For running the CoNLL test
- Create a data/CoNLL folder and place the aida-conll dataset inside (CoNLL_AIDA-YAGO2-dataset.tsv) To generate this dataset refer to https://www.mpi-inf.mpg.de/departments/databases-and-information-systems/research/yago-naga/aida/downloads/
Seting up the data run ./setup_data.sh to setup data for the wikilinksNED evaluation run ./setup_wikilinks.sh <db_user> <db_pass> <db_schema> <db_ip> to setup data for the conll evaluation run ./setup_conll.sh <db_user> <db_pass> <db_schema> <db_ip>
REMARK: as of now you are required to use the script at https://github.com/NoamGit/Wiki2JSON/ to extract Wikilinks from its original format (thrift) to an easier to work with json format. The resulting files should be stored at data/wikilinks/unprocessed. We are working to automate this process as soon as possible.
Running evaluations for running WikilinksNED evaluation run ./evaluateWikilinksNED.sh <db_user> <db_pass> <db_schema> <db_ip> for running CoNLL evaluation run ./pretrainOnWikipedia.sh <db_user> <db_pass> <db_schema> <db_ip> and then ./evaluateCoNLL.sh <db_user> <db_pass> <db_schema> <db_ip>
results are written to evaluation.txt file in the main directory
NOTES:
- Setting up data and running experiments takes a very long time.
- After setting up data for both experiments the data folder can reach 300+Gb
This code is provided as-is.

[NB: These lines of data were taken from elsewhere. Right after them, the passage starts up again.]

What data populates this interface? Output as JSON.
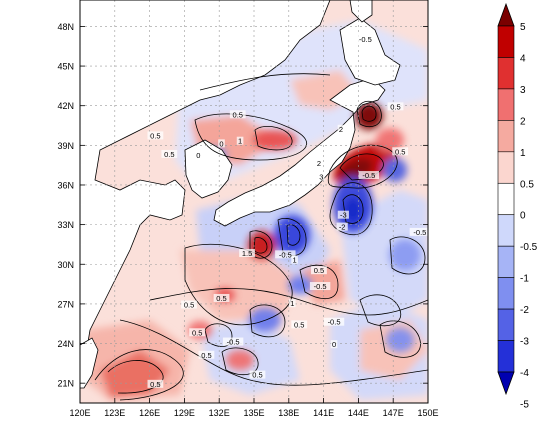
{
  "map": {
    "lat_labels": [
      "48N",
      "45N",
      "42N",
      "39N",
      "36N",
      "33N",
      "30N",
      "27N",
      "24N",
      "21N"
    ],
    "lon_labels": [
      "120E",
      "123E",
      "126E",
      "129E",
      "132E",
      "135E",
      "138E",
      "141E",
      "144E",
      "147E",
      "150E"
    ],
    "extent": {
      "lon_min": 120,
      "lon_max": 150,
      "lat_min": 19.5,
      "lat_max": 50
    },
    "contour_labels": [
      {
        "text": "-0.5",
        "lon": 144.6,
        "lat": 46.9
      },
      {
        "text": "0.5",
        "lon": 133.6,
        "lat": 41.2
      },
      {
        "text": "0.5",
        "lon": 126.5,
        "lat": 39.6
      },
      {
        "text": "0",
        "lon": 132.2,
        "lat": 39.0
      },
      {
        "text": "1",
        "lon": 133.8,
        "lat": 39.2
      },
      {
        "text": "0",
        "lon": 130.2,
        "lat": 38.1
      },
      {
        "text": "0.5",
        "lon": 127.7,
        "lat": 38.2
      },
      {
        "text": "0.5",
        "lon": 147.2,
        "lat": 41.8
      },
      {
        "text": "2",
        "lon": 142.5,
        "lat": 40.1
      },
      {
        "text": "2",
        "lon": 140.6,
        "lat": 37.5
      },
      {
        "text": "3",
        "lon": 140.8,
        "lat": 36.5
      },
      {
        "text": "-0.5",
        "lon": 144.9,
        "lat": 36.6
      },
      {
        "text": "0.5",
        "lon": 147.6,
        "lat": 38.4
      },
      {
        "text": "-3",
        "lon": 142.7,
        "lat": 33.6
      },
      {
        "text": "-2",
        "lon": 142.6,
        "lat": 32.7
      },
      {
        "text": "-0.5",
        "lon": 149.3,
        "lat": 32.3
      },
      {
        "text": "1.5",
        "lon": 134.4,
        "lat": 30.7
      },
      {
        "text": "-0.5",
        "lon": 137.7,
        "lat": 30.6
      },
      {
        "text": "1",
        "lon": 138.5,
        "lat": 30.2
      },
      {
        "text": "0.5",
        "lon": 140.6,
        "lat": 29.4
      },
      {
        "text": "-0.5",
        "lon": 140.7,
        "lat": 28.2
      },
      {
        "text": "1",
        "lon": 138.3,
        "lat": 26.9
      },
      {
        "text": "0.5",
        "lon": 129.4,
        "lat": 26.8
      },
      {
        "text": "0.5",
        "lon": 132.2,
        "lat": 27.3
      },
      {
        "text": "0.5",
        "lon": 138.9,
        "lat": 25.3
      },
      {
        "text": "-0.5",
        "lon": 141.9,
        "lat": 25.5
      },
      {
        "text": "0.5",
        "lon": 130.1,
        "lat": 24.7
      },
      {
        "text": "0.5",
        "lon": 130.9,
        "lat": 23.0
      },
      {
        "text": "0",
        "lon": 141.9,
        "lat": 23.8
      },
      {
        "text": "0.5",
        "lon": 135.3,
        "lat": 21.5
      },
      {
        "text": "-0.5",
        "lon": 133.2,
        "lat": 24.0
      },
      {
        "text": "0.5",
        "lon": 126.5,
        "lat": 20.8
      }
    ]
  },
  "colorbar": {
    "labels": [
      "5",
      "4",
      "3",
      "2",
      "1",
      "0.5",
      "0",
      "-0.5",
      "-1",
      "-2",
      "-3",
      "-4",
      "-5"
    ],
    "colors": [
      "#7a0000",
      "#c00000",
      "#e03030",
      "#f07070",
      "#f5aaa0",
      "#fbd6cf",
      "#ffffff",
      "#cfd8fb",
      "#a6b4f6",
      "#7f8ff0",
      "#5462e6",
      "#2430d8",
      "#0000b0"
    ]
  }
}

Running this code or any part of it is at your own risk. We do not take any responsibility for running any of the code or usage of any of the data. Much of this code was written at the same time as I was learning Keras, TF and Theano. It has undergone many changes and was used for extensive experimentation. It is therefore probably full of design flaws and redundancies.